A Semana da Pátria, conforme nós aprendemos a recordar dentre aqueles e aquelas que nasceram e cresceram durante a ditadura militar, vai concluir de forma melancólica no dia 07 de setembro. Não me refiro aos desfiles oficiais, mas a confusão derivada das oposições sociais que insistem em manter - em sua linha hegemônica – o confuso e estéril “apoio crítico e oposição para a política econômica”.
Na farsa da independência promovida pelo filho do rei da metrópole que se transformara em Reino Unido, necessitamos urgentemente reorganizar as esquerdas a partir da independência de classe e visando antes de nada o destino coletivo, como povo, e não como suporte do pacto de classes do governo de turno. Esta prática nefasta, típica do período em que Luiz Carlos Prestes era um totem vivo dentro do partido de linha moscovita no Brasil pré-golpe, é retomada na crise do modelo lulista.
Quando será dado este basta, não sabemos. Mas, a certeza é saber que o prazo de validade já passou (há muito) e não há compromisso possível no 3º turno onde o governo é comandado por um ministro banqueiro, outro líder empresarial e compondo o time do andar de cima, uma autêntica representante do latifúndio. Vamos ao debate.
Roda Viva quem te viu e quem te vê - onde está o jornalismo? Como fazer o jornalismo sem o contraditório? Jornal Hoje da Globo e a desinformação estrutural
Assistir ao programa Roda Viva na Rede Cultura (Fundação Cultural Padre Anchieta, subordinada ao governo de São Paulo) é um exercício de paciência e capacidade de abstração. Sob a condução de Augusto Nunes, o programa do dia 31 de agosto de 2015 debatia "Saídas para a crise". Dentre os debatedores estava o ex-ministro da Fazenda de José Sarney, Maílson da Nóbrega, assim como o ex-presidente do BNDES e ex-ministro das Comunicações de FHC, Luiz Carlos Mendonça de Barros.
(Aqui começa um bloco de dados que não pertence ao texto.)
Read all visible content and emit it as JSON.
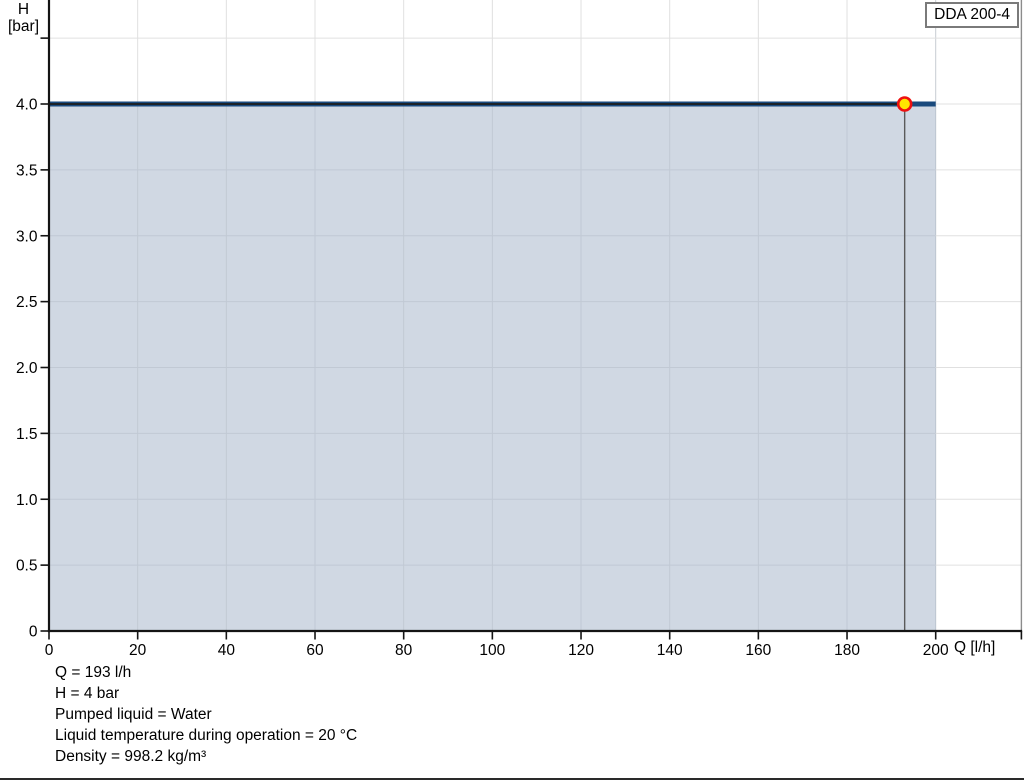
{
  "legend": {
    "label": "DDA 200-4"
  },
  "chart_data": {
    "type": "area",
    "title": "",
    "xlabel": "Q [l/h]",
    "ylabel": "H [bar]",
    "ylabel_lines": [
      "H",
      "[bar]"
    ],
    "xlim": [
      0,
      219
    ],
    "ylim": [
      0,
      4.79
    ],
    "grid": true,
    "legend_position": "top-right",
    "x_ticks": [
      {
        "value": 0,
        "label": "0"
      },
      {
        "value": 20,
        "label": "20"
      },
      {
        "value": 40,
        "label": "40"
      },
      {
        "value": 60,
        "label": "60"
      },
      {
        "value": 80,
        "label": "80"
      },
      {
        "value": 100,
        "label": "100"
      },
      {
        "value": 120,
        "label": "120"
      },
      {
        "value": 140,
        "label": "140"
      },
      {
        "value": 160,
        "label": "160"
      },
      {
        "value": 180,
        "label": "180"
      },
      {
        "value": 200,
        "label": "200"
      }
    ],
    "y_ticks": [
      {
        "value": 0,
        "label": "0"
      },
      {
        "value": 0.5,
        "label": "0.5"
      },
      {
        "value": 1,
        "label": "1.0"
      },
      {
        "value": 1.5,
        "label": "1.5"
      },
      {
        "value": 2,
        "label": "2.0"
      },
      {
        "value": 2.5,
        "label": "2.5"
      },
      {
        "value": 3,
        "label": "3.0"
      },
      {
        "value": 3.5,
        "label": "3.5"
      },
      {
        "value": 4,
        "label": "4.0"
      },
      {
        "value": 4.5,
        "label": ""
      }
    ],
    "series": [
      {
        "name": "DDA 200-4",
        "x": [
          0,
          200
        ],
        "y": [
          4,
          4
        ]
      }
    ],
    "operating_point": {
      "Q": 193,
      "H": 4
    }
  },
  "info_lines": [
    "Q = 193 l/h",
    "H = 4 bar",
    "Pumped liquid = Water",
    "Liquid temperature during operation = 20 °C",
    "Density = 998.2 kg/m³"
  ],
  "colors": {
    "curve_blue": "#1a4a7d",
    "operating_line": "#1c1c1c",
    "operating_vline": "#5a5a5a",
    "area_fill": "rgba(162,178,200,0.5)",
    "marker_fill": "#ffe600",
    "marker_stroke": "#ee1111",
    "gridline": "#e0e0e0",
    "max_flow_gridline": "#c7ccd2",
    "plot_border": "#8c8c8c",
    "axis": "#141414"
  }
}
O primeiro teve a coragem de dizer que "já passamos por problemas maiores" e que "acredita nas saídas do Brasil para a crise, como por exemplo, em algum momento, o aumento do tempo de serviço para a aposentadoria". Ninguém lhe perguntou a respeito do período de inflação galopante do governo Sarney e tampouco sobre as operações de consultor. O quadro de horror das ausências ficou na pergunta que não houve: “ministro, como o senhor conseguiu colaborar com o processo inflacionário no governo Sarney, contribuindo para a hiperinflação?”.
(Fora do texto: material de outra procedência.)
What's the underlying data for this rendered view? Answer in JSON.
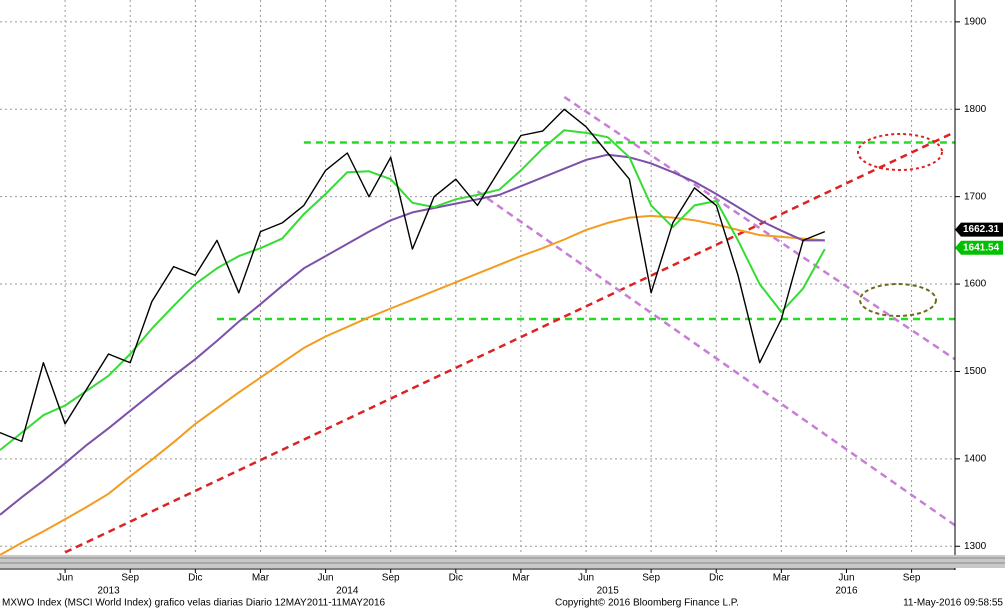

Já o Mendonção disse com todas as letras que defendia uma agenda mínima e realizável. Deu como exemplo o ciclo de privatização. Disse que queria empurrar a privatização da Petrobrás e da Telebrás, mas que FHC afirmara que as duas juntas seria um preço político impagável! Assim, Sergio Motta lhe aconselhara a tentar a privatização da Telebrás, uma vez que a sociedade necessitava de uma telefonia moderna. Afirmou que queria privatizar a Petrobrás com todas as letras e ninguém deu um ai, nenhum comentário após isso! Obviamente tampouco ninguém citou a dívida pública interna que consome para o espólio rentista a mais de 45% do orçamento executado em 2014.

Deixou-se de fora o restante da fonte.